Functional resilience of microbial communities from perturbed upland grassland soils to further persistent or transient stresses

Abstract

The microbial functioning of soils following perturbation was assessed at a temperate upland grassland site, maintained by the Soil Biodiversity and Ecosystem Function Programme at Sourhope Research Station, Scotland. Published results indicated that the soil microbial communities were resilient to these initial perturbations; in this paper we tested whether they were equally resilient to a subsequent perturbation.

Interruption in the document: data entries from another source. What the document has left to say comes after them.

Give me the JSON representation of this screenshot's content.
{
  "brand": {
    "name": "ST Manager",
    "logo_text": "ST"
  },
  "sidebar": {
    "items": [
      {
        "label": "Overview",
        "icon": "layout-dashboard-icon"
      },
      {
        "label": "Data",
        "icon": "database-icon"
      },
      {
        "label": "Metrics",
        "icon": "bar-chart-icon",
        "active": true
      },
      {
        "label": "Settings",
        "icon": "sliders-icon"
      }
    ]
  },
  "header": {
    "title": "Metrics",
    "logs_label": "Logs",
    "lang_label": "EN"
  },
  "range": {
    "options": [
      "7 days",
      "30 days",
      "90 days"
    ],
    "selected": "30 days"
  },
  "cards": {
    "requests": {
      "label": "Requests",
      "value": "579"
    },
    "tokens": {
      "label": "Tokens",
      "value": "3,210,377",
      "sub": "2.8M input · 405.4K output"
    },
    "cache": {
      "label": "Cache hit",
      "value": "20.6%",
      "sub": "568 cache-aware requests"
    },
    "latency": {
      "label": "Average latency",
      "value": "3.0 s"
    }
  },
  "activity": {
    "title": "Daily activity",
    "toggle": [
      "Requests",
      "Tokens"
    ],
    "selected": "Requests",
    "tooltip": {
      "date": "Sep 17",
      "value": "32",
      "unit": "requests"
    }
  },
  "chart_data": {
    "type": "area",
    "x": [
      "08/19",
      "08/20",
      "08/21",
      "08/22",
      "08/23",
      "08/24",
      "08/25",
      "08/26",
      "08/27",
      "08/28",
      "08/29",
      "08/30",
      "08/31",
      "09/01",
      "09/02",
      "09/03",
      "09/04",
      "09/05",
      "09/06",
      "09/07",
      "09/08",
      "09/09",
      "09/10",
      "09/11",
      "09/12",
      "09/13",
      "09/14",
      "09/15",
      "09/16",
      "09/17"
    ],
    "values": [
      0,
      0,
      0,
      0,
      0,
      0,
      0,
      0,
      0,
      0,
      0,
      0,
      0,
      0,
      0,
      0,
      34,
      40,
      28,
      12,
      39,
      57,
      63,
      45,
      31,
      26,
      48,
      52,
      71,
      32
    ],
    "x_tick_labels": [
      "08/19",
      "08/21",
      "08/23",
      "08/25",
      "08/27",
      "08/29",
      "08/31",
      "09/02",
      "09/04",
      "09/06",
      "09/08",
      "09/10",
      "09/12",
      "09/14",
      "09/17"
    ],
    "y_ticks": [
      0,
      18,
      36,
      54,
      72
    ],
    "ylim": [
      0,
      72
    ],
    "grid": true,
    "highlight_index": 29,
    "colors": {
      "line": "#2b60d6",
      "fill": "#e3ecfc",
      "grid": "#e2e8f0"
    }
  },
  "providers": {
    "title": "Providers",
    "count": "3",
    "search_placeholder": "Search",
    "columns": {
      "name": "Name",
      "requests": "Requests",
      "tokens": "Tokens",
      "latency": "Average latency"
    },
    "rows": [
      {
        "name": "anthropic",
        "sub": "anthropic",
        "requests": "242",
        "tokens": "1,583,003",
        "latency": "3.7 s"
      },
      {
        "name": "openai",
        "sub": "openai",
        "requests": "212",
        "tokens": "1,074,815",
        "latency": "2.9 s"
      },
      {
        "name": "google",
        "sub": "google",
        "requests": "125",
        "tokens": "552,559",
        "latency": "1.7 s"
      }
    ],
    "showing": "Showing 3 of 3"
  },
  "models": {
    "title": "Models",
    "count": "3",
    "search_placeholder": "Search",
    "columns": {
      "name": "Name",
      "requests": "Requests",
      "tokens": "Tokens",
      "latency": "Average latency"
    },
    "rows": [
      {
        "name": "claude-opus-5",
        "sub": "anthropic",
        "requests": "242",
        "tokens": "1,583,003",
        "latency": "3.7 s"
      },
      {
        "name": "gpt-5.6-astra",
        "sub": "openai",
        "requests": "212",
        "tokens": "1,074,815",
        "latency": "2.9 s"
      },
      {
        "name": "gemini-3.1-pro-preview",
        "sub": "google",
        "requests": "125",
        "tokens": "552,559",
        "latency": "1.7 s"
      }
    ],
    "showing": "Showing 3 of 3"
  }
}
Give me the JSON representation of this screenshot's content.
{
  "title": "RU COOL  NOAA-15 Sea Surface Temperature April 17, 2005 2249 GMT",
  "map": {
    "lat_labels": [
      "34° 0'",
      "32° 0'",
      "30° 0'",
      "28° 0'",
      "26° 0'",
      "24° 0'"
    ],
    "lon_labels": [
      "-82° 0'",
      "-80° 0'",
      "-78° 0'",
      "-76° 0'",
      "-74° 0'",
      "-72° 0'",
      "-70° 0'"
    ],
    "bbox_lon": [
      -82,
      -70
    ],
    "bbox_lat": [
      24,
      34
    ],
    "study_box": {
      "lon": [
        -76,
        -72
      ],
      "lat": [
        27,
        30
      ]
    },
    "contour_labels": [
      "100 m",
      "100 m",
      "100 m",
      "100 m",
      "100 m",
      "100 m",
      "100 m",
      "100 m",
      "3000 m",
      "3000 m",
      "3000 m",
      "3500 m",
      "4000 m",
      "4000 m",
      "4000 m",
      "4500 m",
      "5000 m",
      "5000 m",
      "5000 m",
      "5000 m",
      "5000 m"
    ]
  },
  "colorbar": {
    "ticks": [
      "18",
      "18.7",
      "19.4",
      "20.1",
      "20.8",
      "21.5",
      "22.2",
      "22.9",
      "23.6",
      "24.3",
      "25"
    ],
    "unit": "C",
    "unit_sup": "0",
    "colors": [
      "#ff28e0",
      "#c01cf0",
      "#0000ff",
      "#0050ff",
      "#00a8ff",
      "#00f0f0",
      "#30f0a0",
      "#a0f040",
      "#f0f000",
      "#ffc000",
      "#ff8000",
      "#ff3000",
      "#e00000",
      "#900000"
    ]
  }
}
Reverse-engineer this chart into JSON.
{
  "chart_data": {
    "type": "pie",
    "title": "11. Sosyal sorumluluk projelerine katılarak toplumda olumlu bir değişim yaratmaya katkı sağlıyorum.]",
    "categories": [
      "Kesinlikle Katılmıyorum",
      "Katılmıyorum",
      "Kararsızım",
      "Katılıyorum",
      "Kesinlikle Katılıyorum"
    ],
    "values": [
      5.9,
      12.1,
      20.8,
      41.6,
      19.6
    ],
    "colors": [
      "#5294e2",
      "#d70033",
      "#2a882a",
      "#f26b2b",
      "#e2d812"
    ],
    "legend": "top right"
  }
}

Soil samples were taken from field plots receiving treatments that represented different forms of perturbation, viz. reseeding, application of sewage-sludge, biocide or nitrogen plus lime, and a non-perturbed control. Functional resilience following further perturbation comprising a transient heat or persistent copper perturbation was assessed over 28 days, by monitoring the short-term decomposition of added plant residues. Bacterial community structure was assessed by DGGE separation of eubacterial 16S rDNA PCR products. PCR-DGGE did not distinguish any significant difference ( P > 0.05 ) between the bacterial communities of soils under different treatments, showing differences only between treated soils and the untreated, control soils. Two days after the application of stresses, functional capability differed in soils under different treatments. Soil samples from all the treated plots were less resilient to heat stress than soil from control plots. The initial reduction in decomposition following the addition of copper differed between treatments, but function had not recovered in any of the Cu-amended soils within 28 days. Soil resilience varied according to the type and duration of stress applied, microbial activity, soil characteristics and treatment regimes. The initial resistance of function to stress was not predictive of recovery of function over time.